Dow Hitting 20K May Prove 'Meaningless'
Some experts say there's a lot of unwarranted hype over the milestone
By Jenn Gidman,  Newser Staff
Posted Jan 26, 2017 12:39 PM CST
A screen above the floor of the New York Stock Exchange shows the closing number for the Dow Jones industrial average on Wednesday.   (AP Photo/Richard Drew)

(Newser) – On Wednesday, the Dow Jones industrial average closed above 20,000 for the first time since it was established in 1896, leading to much fanfare … and just as much skepticism about the milestone's significance. Quartz, for example, calls hitting this benchmark "meaningless," offering a mathematical illustration—as well as an explainer about a "weird" figure called the Dow Divisor—that shows why we can basically "ignore the Dow" when it comes to assessing the overall economy.
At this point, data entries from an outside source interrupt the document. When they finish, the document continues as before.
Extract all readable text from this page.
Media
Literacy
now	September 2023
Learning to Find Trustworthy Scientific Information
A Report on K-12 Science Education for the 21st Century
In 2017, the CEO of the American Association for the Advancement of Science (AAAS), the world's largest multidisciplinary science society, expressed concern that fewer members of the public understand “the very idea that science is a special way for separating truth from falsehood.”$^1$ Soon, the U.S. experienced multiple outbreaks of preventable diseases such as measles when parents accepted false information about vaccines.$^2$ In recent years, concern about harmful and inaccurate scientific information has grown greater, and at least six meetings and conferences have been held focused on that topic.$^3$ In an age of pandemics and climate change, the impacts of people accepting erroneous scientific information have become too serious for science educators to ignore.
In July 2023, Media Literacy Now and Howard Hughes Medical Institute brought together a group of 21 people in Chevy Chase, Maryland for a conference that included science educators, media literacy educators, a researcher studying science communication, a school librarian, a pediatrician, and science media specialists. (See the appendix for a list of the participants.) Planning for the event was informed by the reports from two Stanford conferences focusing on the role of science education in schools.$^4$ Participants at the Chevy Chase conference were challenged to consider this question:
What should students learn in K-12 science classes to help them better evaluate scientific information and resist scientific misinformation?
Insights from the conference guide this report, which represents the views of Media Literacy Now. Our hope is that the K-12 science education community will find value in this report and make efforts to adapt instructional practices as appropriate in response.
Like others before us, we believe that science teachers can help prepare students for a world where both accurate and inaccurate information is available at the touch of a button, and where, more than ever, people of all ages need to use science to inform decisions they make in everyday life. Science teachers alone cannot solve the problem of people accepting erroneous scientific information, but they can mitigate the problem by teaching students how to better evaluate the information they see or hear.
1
Other takes from around the web:

  • The New York Times lays out some basic facts on the numbers, noting that only 30 companies make up the Dow and that the percentage jump from 10,000 points to 20,000 isn't nearly as impressive as its climb to 1,000 for the first time, in 1972. A former Reagan budget chief calls this "the greatest sucker's rally in history" and the "greatest short of all time," predicting a plummet is heading our way.

  • Trump supporters are already singing "Hail to the Chief" for the numbers spike, but Slate says to keep the bubbly corked. It reasserts what Quartz and the Times are saying (namely, that the Dow isn't reflective of the economy as a whole) and notes the middle class isn't likely to reap major benefits from the event. As for Trump's personal finance blueprint: It simply hasn't had time to pan out yet, so he can't take the credit for this one.
  • The Australian Financial Review calls the development "fake news," claiming that no "sentient and sensible human being should base any investment decision on the Dow." It all comes down to the concept of "reflation."
  • The number that Forbes says we should be keeping our eyes on more than the "hype" over the Dow: the 30-year US Treasury yield.